A particle moves in the x-y plane under the influence of a force \( \vec{F} \) such that its linear momentum is \[ \vec{P}(t) = \hat{i} \cos(kt) - \hat{j} \sin(kt). \] If \( k \) is constant, the angle between \( \vec{F} \) and \( \vec{P} \) will be:

• A. \( \frac{\pi}{2} \)
• B. \( \frac{\pi}{6} \)
• C. \( \frac{\pi}{4} \)
• D. \( \frac{\pi}{3} \)

Answer 1

The Correct Option is A

Given:
\[ \vec{P}(t) = \cos(kt) \, \hat{i} - \sin(kt) \, \hat{j}, \quad |\vec{P}| = 1. \]
The linear momentum \( \vec{P} \) is given by:

\[ \vec{P} = m\vec{v} \implies \hat{P} = \vec{v}, \]

where \( \hat{P} \) is the unit vector in the direction of \( \vec{P} \).

Step 1: Calculating the Velocity Vector
Differentiating \( \vec{P}(t) \) with respect to time to find the velocity vector:

\[ \vec{v} = \frac{d\vec{P}}{dt} = -k\sin(kt) \, \hat{i} - k\cos(kt) \, \hat{j}. \]

The acceleration vector \( \vec{a} \) is given by:

\[ \vec{a} = \frac{d\vec{v}}{dt} = -k^2\cos(kt) \, \hat{i} + k^2\sin(kt) \, \hat{j}. \]

Step 2: Calculating the Angle Between \( \vec{F} \) and \( \vec{P} \)
The force \( \vec{F} \) is given by Newton’s second law:

\[ \vec{F} = m\vec{a}. \]

To find the angle \( \theta \) between \( \vec{F} \) and \( \vec{P} \), we use the dot product:

\[ \cos\theta = \frac{\vec{F} \cdot \vec{P}}{|\vec{F}||\vec{P}|}. \]

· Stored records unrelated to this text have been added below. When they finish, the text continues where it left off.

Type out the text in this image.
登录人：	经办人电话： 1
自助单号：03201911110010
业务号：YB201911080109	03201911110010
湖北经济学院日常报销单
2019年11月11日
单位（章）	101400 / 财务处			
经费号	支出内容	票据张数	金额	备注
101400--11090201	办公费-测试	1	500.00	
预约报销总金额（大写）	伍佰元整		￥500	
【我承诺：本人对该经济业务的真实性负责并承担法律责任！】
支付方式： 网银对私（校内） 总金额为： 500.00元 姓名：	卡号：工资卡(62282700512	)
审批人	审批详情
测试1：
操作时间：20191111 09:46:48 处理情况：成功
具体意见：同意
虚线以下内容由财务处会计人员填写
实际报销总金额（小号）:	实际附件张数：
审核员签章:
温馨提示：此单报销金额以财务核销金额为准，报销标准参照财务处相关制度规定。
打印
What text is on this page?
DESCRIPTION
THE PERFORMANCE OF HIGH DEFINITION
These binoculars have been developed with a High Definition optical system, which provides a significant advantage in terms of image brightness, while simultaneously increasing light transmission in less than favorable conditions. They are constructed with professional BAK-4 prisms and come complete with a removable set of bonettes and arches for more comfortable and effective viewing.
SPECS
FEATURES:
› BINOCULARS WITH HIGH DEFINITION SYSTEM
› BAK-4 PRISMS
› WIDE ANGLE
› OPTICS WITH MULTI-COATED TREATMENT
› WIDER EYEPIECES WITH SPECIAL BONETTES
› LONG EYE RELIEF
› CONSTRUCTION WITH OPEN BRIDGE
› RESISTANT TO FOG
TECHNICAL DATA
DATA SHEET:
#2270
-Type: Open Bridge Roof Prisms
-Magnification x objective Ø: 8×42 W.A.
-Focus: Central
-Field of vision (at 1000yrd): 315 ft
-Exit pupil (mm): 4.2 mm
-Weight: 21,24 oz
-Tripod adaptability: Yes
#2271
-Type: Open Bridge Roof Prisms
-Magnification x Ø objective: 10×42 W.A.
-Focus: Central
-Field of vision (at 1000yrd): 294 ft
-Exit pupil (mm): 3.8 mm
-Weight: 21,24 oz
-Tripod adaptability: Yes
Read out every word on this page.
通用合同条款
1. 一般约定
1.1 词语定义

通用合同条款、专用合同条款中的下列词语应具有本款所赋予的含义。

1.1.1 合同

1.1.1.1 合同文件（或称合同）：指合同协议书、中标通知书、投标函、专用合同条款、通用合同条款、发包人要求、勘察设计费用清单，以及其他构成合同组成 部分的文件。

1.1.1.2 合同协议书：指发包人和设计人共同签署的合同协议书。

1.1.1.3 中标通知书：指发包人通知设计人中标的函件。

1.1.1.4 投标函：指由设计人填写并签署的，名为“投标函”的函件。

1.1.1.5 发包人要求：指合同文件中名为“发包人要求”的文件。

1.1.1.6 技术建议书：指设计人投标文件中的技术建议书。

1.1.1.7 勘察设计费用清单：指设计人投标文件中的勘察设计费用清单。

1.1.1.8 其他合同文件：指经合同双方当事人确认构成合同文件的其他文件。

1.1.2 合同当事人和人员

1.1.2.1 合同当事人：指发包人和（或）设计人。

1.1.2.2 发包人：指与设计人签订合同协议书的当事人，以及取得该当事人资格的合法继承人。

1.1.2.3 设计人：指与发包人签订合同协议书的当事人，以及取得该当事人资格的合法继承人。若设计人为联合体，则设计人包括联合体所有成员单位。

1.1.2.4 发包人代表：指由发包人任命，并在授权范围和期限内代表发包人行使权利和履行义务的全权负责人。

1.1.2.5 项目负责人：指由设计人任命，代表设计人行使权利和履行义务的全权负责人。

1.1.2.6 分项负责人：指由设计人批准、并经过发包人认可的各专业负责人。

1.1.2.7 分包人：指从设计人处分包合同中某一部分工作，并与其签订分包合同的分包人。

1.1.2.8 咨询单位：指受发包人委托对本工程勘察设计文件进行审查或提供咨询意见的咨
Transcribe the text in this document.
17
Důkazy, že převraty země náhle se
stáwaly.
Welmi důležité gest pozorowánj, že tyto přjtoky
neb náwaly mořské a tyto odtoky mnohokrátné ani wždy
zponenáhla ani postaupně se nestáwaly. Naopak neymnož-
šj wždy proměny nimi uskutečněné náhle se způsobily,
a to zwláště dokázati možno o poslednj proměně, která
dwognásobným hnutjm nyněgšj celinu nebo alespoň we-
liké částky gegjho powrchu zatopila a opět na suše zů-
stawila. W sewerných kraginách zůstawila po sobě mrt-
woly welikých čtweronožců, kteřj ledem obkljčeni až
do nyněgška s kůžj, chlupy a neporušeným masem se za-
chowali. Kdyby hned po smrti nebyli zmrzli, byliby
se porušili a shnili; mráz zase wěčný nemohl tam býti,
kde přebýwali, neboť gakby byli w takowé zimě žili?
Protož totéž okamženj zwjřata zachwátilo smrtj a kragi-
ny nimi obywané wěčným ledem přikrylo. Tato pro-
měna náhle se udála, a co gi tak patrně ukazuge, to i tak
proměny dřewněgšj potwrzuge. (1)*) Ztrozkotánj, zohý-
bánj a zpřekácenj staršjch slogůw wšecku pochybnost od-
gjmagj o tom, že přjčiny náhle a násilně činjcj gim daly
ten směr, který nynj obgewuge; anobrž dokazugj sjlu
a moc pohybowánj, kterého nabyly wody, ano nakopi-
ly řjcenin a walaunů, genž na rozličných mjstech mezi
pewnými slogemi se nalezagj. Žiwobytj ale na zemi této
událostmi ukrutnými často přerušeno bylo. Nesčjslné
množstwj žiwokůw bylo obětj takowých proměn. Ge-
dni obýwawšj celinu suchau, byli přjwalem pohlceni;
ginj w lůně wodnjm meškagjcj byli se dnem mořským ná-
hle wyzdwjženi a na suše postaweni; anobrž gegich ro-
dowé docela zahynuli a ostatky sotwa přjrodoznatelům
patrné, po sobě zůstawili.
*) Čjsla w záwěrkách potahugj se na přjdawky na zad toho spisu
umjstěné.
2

Substituting the expressions for \( \vec{F} \) and \( \vec{P} \):

\[ \vec{F} \cdot \vec{P} = (-k^2\cos(kt))\cos(kt) + (k^2\sin(kt))\sin(kt) = -k^2(\cos^2(kt) + \sin^2(kt)) = -k^2. \]

Since \( |\vec{F}| = k^2 \) and \( |\vec{P}| = 1 \), we have:

\[ \cos\theta = \frac{-k^2}{k^2} = -1 \implies \theta = \frac{\pi}{2}. \]

Therefore, the angle between \( \vec{F} \) and \( \vec{P} \) is \( \frac{\pi}{2} \).

Answer 2

Step 1: Given data.
The linear momentum of the particle is given as:
\[ \vec{P}(t) = \hat{i} \cos(kt) - \hat{j} \sin(kt) \]
where \( k \) is a constant.

Step 2: Relation between force and momentum.
Force is the time derivative of momentum:
\[ \vec{F} = \frac{d\vec{P}}{dt} \]

Step 3: Differentiate the given momentum.
\[ \frac{d\vec{P}}{dt} = \frac{d}{dt}(\hat{i} \cos(kt) - \hat{j} \sin(kt)) \]
\[ \vec{F} = -k \hat{i} \sin(kt) - k \hat{j} \cos(kt) \]

Step 4: Check the dot product between \(\vec{F}\) and \(\vec{P}\).
\[ \vec{F} \cdot \vec{P} = (-k \sin(kt))(\cos(kt)) + (-k \cos(kt))(-\sin(kt)) \]
\[ \vec{F} \cdot \vec{P} = -k \sin(kt)\cos(kt) + k \cos(kt)\sin(kt) = 0 \]

Step 5: Interpret the result.
Since \(\vec{F} \cdot \vec{P} = 0\), it means the force is perpendicular to the momentum vector.

Final Answer: \( \frac{\pi}{2} \)